Comment on Subsection (3):

e.  "Agent" is a word used to describe a person authorized by another to act on his account and under his control. Included within its meaning are those who, whether or not servants as described in Section 2, act in business transactions and those who perform only manual labor as servants. An agent may be one for whose physical acts the employer is not responsible and who is called an independent contractor in order to distinguish him from a servant, also an agent, for whose physical acts the employer is responsible. Thus, the attorney-at-law, the broker, the factor, the auctioneer, and other similar persons employed either for a single transaction or for a series of transactions, are agents, although as to their physical activities they are independent contractors. These are to be contrasted with others, such as clerks, train conductors, and others who conduct transactions with third persons but who fall within the category of servants. Likewise, the janitor of a building or the driver of a truck is an agent, as that word is used in the Restatement of this Subject, if he is employed under such circumstances that he becomes a servant. For many purposes it is immaterial whether or not one who is an agent is also a servant. However, the liability of a master for the torts of his servant is greater in extent than the liability of a principal for the torts of an agent who is not a servant (see §§ 219-255), and a master's duties to servants are different from those of a principal to agents who are not servants. See §§ 472-528.
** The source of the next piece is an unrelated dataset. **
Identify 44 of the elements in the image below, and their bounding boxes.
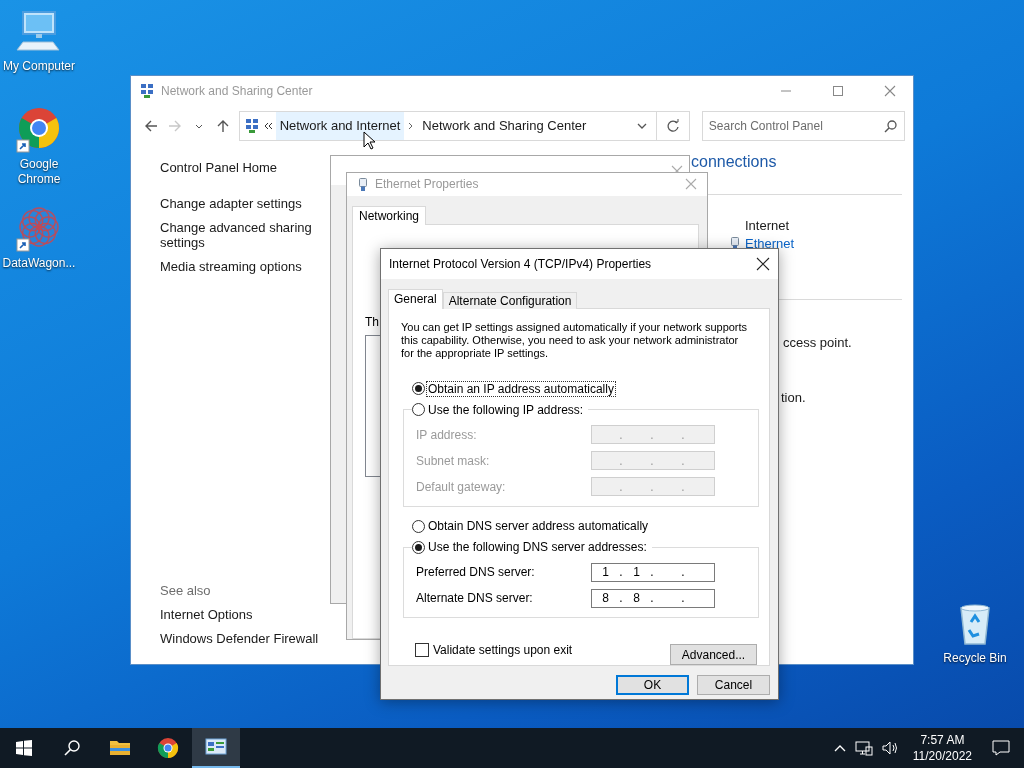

f.  Statutory use.  Whether the word "agent" as used in a statute corresponds to the meaning here given depends, with other factors, upon the purpose of the statute. Thus, the purpose of statutes providing for substituted service of process on a public official is to satisfy the due process requirement of the United States Constitution. Although such a statute may label the public official an "agent" for receiving service of process, he is not an agent in the sense used herein. He is not in fact designated by the one on whose account he "accepts service", nor does he respond to that person's directions. So, in a statute which fixes the method of payment of all "public officers and agents", the word "agents" may be interpreted in a restricted sense to exclude a clerk employed by the state. The word "agent" in a criminal statute does not normally include other fiduciaries such as receivers, although some statutes may be interpreted to include them.

g.  Power holders not agents.  The language of agency has been used to describe as agents persons who bind others, or even act in the name of others, but do so for their own purposes. This has resulted from various causes. Thus, at a time when contracts were considered to be purely personal relations between the parties, a contractor could not transfer his right to another. However, one could appoint an agent to collect money due on the contract, the document of agreement being called a power of attorney. When economic reasons made it desirable to recognize assignments, it was not too difficult to hold that one could agree with an "attorney" that the latter should keep the proceeds. In accordance with this point of view, a mortgagee was given a "power of attorney" to sell the mortgagor's interests in the mortgaged property. In doing this the courts created a power for security. Such a power is not an agency power and the holder of one is not an agent of the one who created it. See § 138.

ALR Annotations:

Who is real estate broker within meaning of statute. 56 A.L.R. 480, s. 167 A.L.R. 774.